As we can see, the potential applications of Boltz are not limited to the traditional fields of biomolecular research and drug development. Its ability to accurately predict biomolecular interactions makes it a valuable tool in a wide range of industries. By exploring these diverse applications, we can further expand the impact of the Boltz model family and contribute to the development of various sectors.
In addition, the development of Boltz also has implications for the ethical and legal aspects of biomolecular research. As the model becomes more widely used, issues such as data privacy, intellectual property rights, and the responsible use of predictive models need to be carefully considered.
For example, when using Boltz to analyze patient – specific biomolecular data in personalized medicine, ensuring the privacy and security of this data is of utmost importance. Researchers and healthcare providers need to comply with relevant data protection regulations to safeguard patient information.
In terms of intellectual property rights, the open – source nature of Boltz needs to be balanced with the protection of the original developers’ contributions. Clear guidelines and agreements should be established to ensure that the code and models are used and shared in a legal and ethical manner.

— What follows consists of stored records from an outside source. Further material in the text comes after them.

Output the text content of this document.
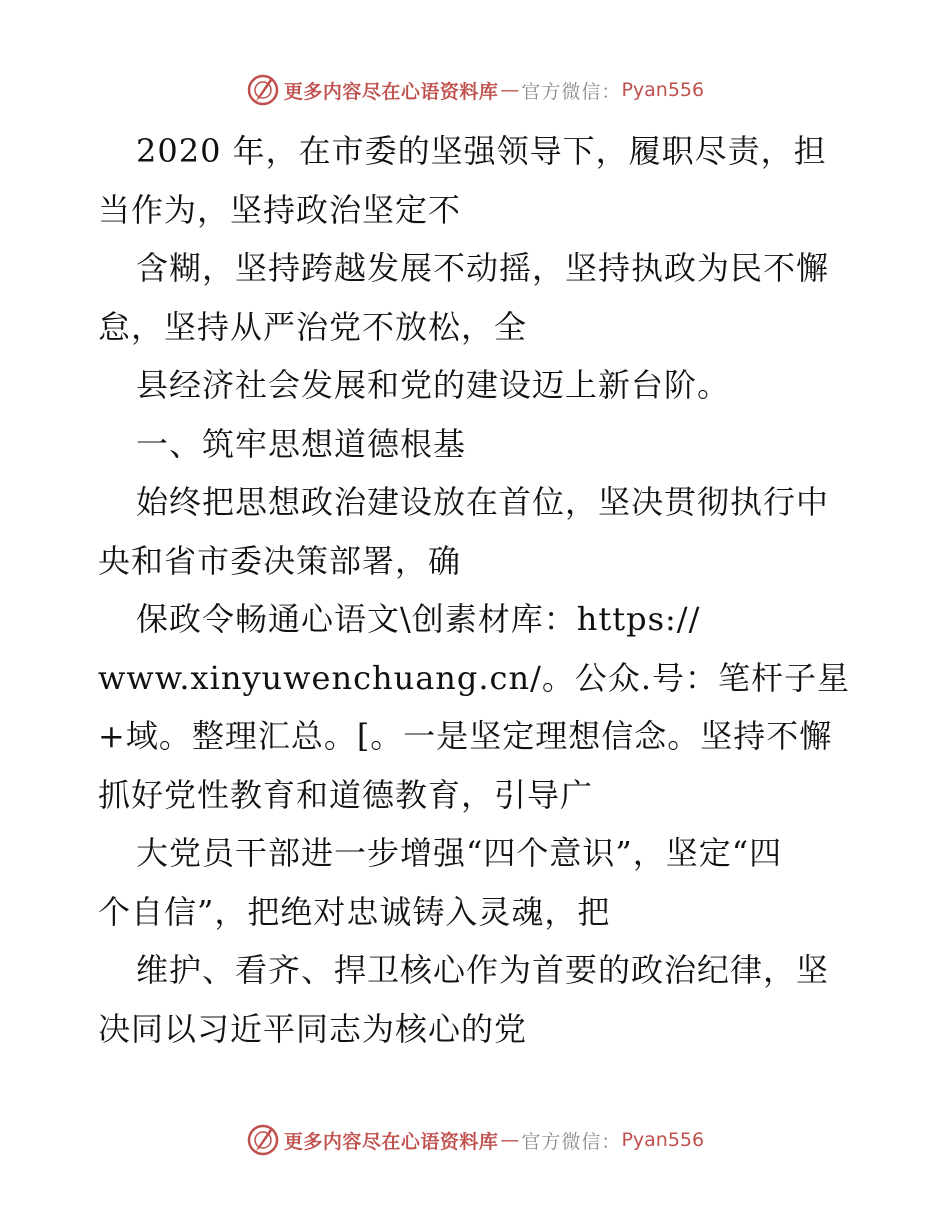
更多内容尽在心语资料库 — 官方微信： Pyan556
2020 年，在市委的坚强领导下，履职尽责，担
当作为，坚持政治坚定不
含糊，坚持跨越发展不动摇，坚持执政为民不懈
怠，坚持从严治党不放松，全
县经济社会发展和党的建设迈上新台阶。
一、筑牢思想道德根基
始终把思想政治建设放在首位，坚决贯彻执行中
央和省市委决策部署，确
保政令畅通心语文\创素材库：https://
www.xinyuwenchuang.cn/。公众.号：笔杆子星
+域。整理汇总。[。一是坚定理想信念。坚持不懈
抓好党性教育和道德教育，引导广
大党员干部进一步增强“四个意识”，坚定“四
个自信”，把绝对忠诚铸入灵魂，把
维护、看齐、捍卫核心作为首要的政治纪律，坚
决同以习近平同志为核心的党
更多内容尽在心语资料库 — 官方微信： Pyan556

The responsible use of predictive models like Boltz also requires careful consideration. Researchers should be aware of the limitations of the model and not over – rely on its predictions. They should always validate the results with experimental data and use the model as a tool to support, rather than replace, scientific judgment.
In conclusion, while the Boltz model family offers great potential in many fields, we also need to address the associated ethical and legal issues. By establishing appropriate guidelines and regulations, we can ensure the responsible and beneficial use of this powerful tool.
As we continue to look ahead, the future of the Boltz model family is full of possibilities. With the continuous development of artificial intelligence and deep learning technologies, we can expect further improvements in the accuracy and efficiency of Boltz.
The integration of Boltz with other emerging technologies, such as blockchain for data security and quantum computing for enhanced computational power, may also open up new frontiers in biomolecular research.
In addition, the expansion of the Boltz community and the increasing number of users and contributors will drive the continuous innovation and improvement of the model. The exchange of ideas and the sharing of data among researchers will lead to the development of more advanced applications and the discovery of new biological phenomena.
In summary, the Boltz model family is a dynamic and evolving tool in the field of biomolecular interaction prediction. Its potential for future development is vast, and it will continue to play an important role in advancing our understanding of biomolecules and improving human health and well – being.